Looking at the OpenAI AGI roadmap, we are currently at AGI level 2, Altman mentioned that it took some time to go from L1 to L2, but I believe one of the most exciting things about L2 is its ability to relatively quickly achieve L3, with this technology expected to eventually bring about very powerful intelligent entities.

L1: ChatBot, an AI with conversational abilities.

L2: The reasoner we have just reached, an AI that can solve problems like humans.

L3: Agent, an AI system that not only can think but also take actions.

L4: Innovator, an AI that can assist in invention and creation.

L5: The organizer (Organization) is an AI that can complete organizational work.

Microsoft CTO Scott mentioned at the Goldman Sachs conference that the AI revolution is faster than the internet revolution.

I do not believe we are experiencing diminishing returns; we are making progress, and the rise of artificial intelligence is still in its early stages. I encourage people not to be overwhelmed by hype, but artificial intelligence is becoming increasingly powerful. Those of us working at the forefront can see that there are still many untapped powers and capabilities.

Although the artificial intelligence revolution, the internet, and the emergence of smartphones and other previous technological breakthroughs have similarities, this time is different. At least in terms of construction, everything may happen faster than what we have seen in previous revolutions.

What is the principle of the self-evolution of the o1 model?
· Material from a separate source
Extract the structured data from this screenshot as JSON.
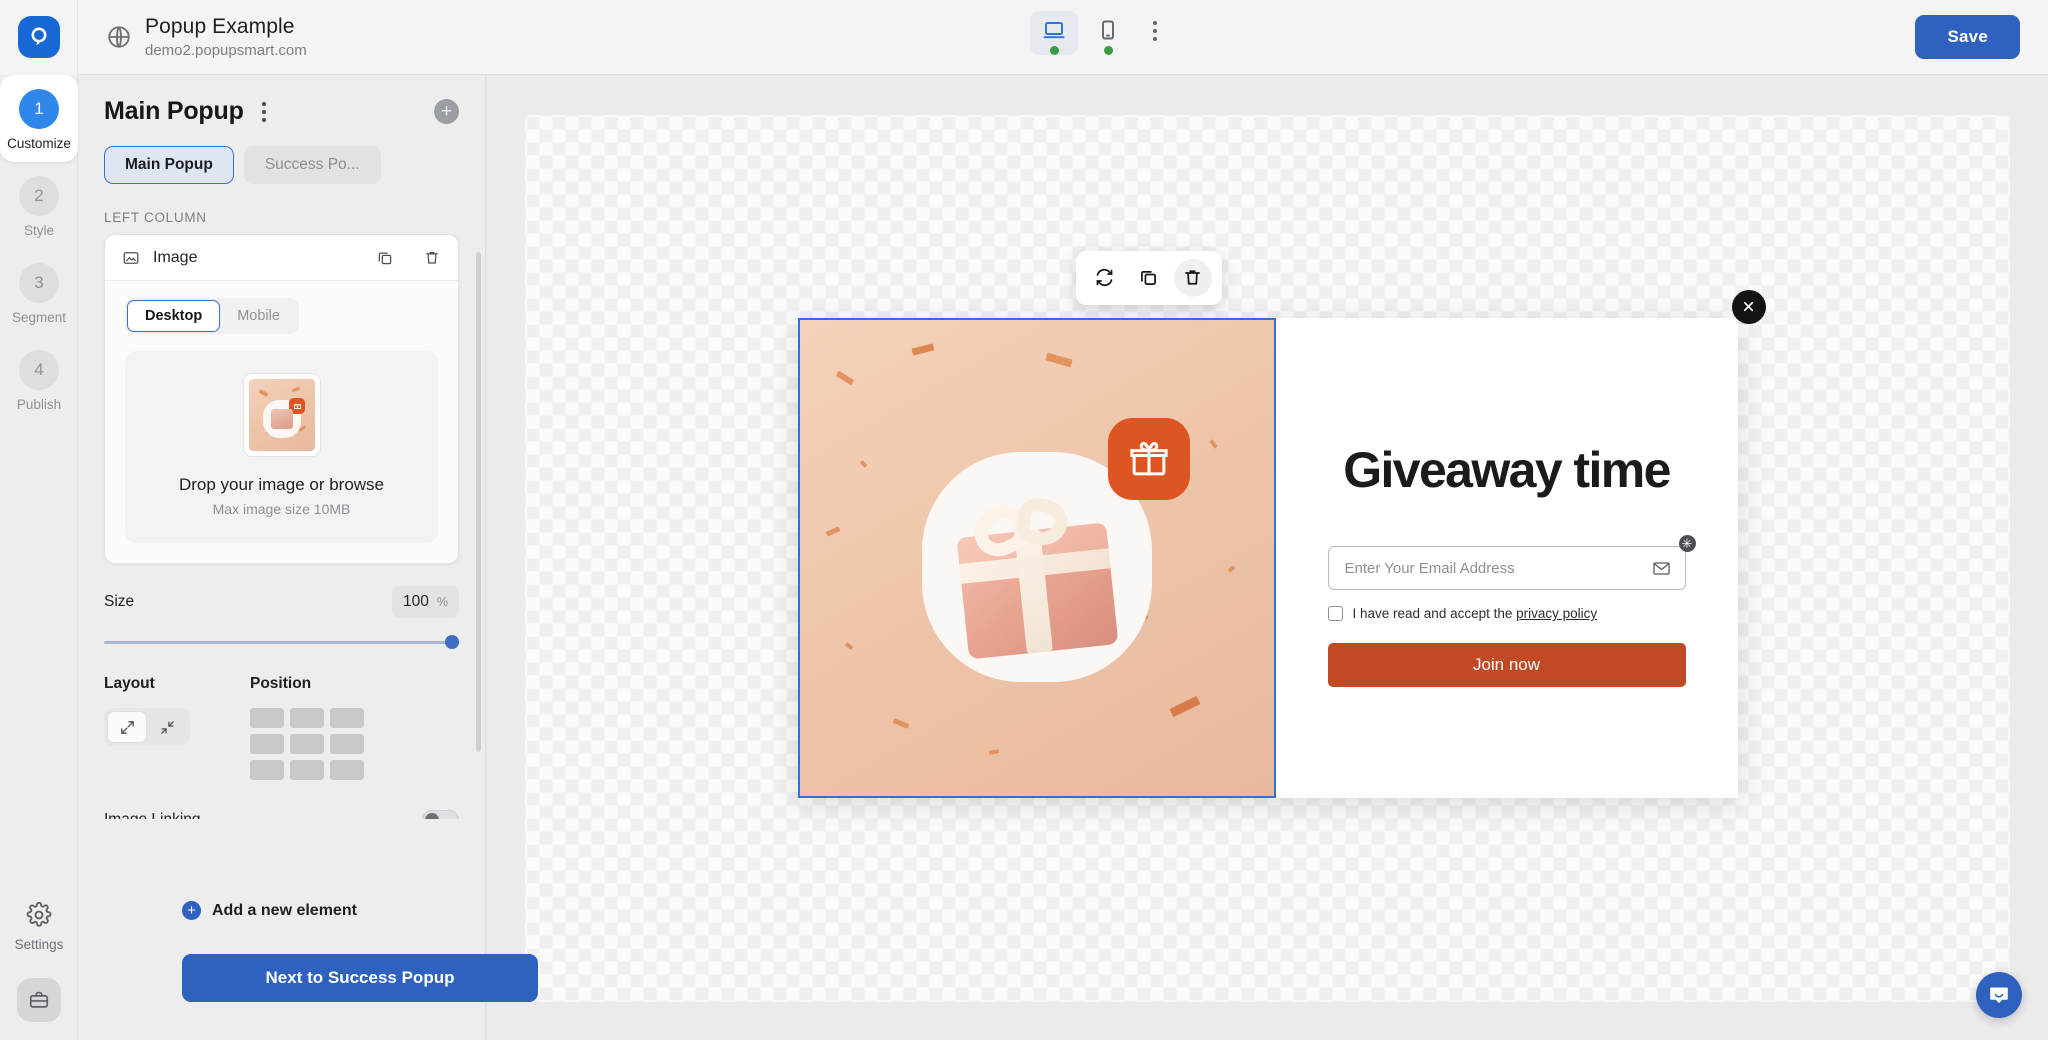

Specifically, the reason why the o1 model performs so impressively is that AI has learned to use Conceptual Thinking (CoT) technology through Reinforcement Learning (RL) to solve problems.

The so-called Conceptual Thinking technology refers to mimicking the human thinking process. Compared to the quick response of previous large models, the o1 model takes time to deeply think before answering questions, internally generating a long chain of thinking, gradually reasoning and perfecting each step.

Some analysis compares it to System 2 in 'Thinking, Fast and Slow.'

System 1: Unconsciously thinking quickly, relying on intuition and experience to react quickly, such as brushing teeth, washing face, and other actions.

System 2: Deliberate and logical slow thinking, such as solving math problems or planning long-term goals for complex issues.

Model o1 is like System 2, engaging in reasoning before answering questions by generating a series of thought chains, while the previous larger models are more akin to System 1.

By systematically breaking down problems, during the process of addressing complex issues, the model can continuously validate, correct errors, try new strategies, thus significantly improving the model's reasoning capabilities.

Another core feature of model o1 is reinforcement learning, enabling autonomous exploration and continuous decision-making. Through reinforcement learning training, larger models refine their thinking processes and generate thought chains.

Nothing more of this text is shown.